Haley Ward is currently doing site engineering work, Wilson said. Once National Environmental Policy Act approval has been granted, he and Town Manager Mike Roy will compile requests for proposals. One of these will be from the town for road construction and installation work and the other will be from the Northern Forest Center for site development and construction.
“We would be very interested in folks who are interested in bidding on both,” Wilson said. He said the project does need to go through a subdivision review with the Greenville Planning Board.
The property road would be given to the municipality, an act needing to be approved via a special town meeting vote. After these steps are taken then the land can be cleared and construction can begin with two homes targeted for the end of the year.
“Based on some of the histories of some of the work you folks have done, as you presented those and we’ve done our research, I think it’s incredible what you folks have done,” Select Chair Geno Murray said.
When asked, Adams said some homes would be presold and other houses would be leased for a time before being sold. Wilso said a homeowners association is being considered.
The Spruce Street development will be the Northern Forest Center’s sixth housing project and the first to be built from the ground up. The project will focus on providing housing for the middle-income, year-round workforce and building the sustainability of the Moosehead Lake region’s year-round economy. Greenville’s high rate of second homes and absentee homeowners has left few options for locals or people trying to move to the community, raising concerns about maintaining school enrollment, civic participation and vital services.
The Northern Forest Center uses a mix of funding sources to achieve its goal of creating high quality housing that can be rented or sold at rates that median-income earners can afford. That includes the Northern Forest Fund, which integrates private impact investments, donations, and grants from public sources.
The Northern Forest Center is an innovation and investment partner serving northern Maine, New Hampshire, Vermont and New York. In 2017, programming expanded to include redeveloping underused properties to enable young professionals and families to find homes and contribute to rural communities.

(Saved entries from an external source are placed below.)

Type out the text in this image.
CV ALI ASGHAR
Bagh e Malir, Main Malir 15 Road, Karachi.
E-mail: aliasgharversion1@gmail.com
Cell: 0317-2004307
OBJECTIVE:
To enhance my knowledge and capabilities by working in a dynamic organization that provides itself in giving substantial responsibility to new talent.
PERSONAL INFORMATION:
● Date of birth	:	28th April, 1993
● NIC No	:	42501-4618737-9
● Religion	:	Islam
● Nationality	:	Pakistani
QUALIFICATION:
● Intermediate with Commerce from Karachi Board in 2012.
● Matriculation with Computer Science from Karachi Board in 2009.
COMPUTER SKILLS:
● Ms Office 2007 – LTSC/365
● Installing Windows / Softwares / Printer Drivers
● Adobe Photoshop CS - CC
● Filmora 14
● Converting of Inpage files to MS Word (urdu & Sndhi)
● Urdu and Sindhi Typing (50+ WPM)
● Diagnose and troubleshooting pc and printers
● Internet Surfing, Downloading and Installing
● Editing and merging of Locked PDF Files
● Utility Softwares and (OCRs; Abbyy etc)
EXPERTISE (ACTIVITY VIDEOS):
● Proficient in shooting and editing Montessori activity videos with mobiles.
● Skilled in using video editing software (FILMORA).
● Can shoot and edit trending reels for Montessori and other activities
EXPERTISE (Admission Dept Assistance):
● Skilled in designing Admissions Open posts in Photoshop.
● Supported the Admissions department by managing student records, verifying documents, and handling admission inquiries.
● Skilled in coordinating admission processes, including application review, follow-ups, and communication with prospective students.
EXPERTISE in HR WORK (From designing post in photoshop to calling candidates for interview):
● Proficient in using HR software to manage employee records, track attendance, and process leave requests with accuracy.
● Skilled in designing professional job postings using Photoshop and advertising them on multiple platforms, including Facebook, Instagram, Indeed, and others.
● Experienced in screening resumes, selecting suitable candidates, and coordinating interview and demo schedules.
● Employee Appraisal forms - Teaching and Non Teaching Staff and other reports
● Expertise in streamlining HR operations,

The Northern Forest Center previously completed two major property initiatives: In Lancaster, New Hampshire, the $3.8-million redevelopment of the Parker J. Noyes building, which created six middle-market apartments and commercial space for a local nonprofit and food marketplace; and the Millinocket Housing Initiative, which invested more than $1 million to renovate six homes, creating 11 quality rental units from properties that had been severely neglected.
Other projects in the works include redevelopment of the historic Gehring House in Bethel; a 15,000-square-foot property in downtown St. Johnsbury, Vermont; and in a multi-unit apartment building in Tupper Lake, New York.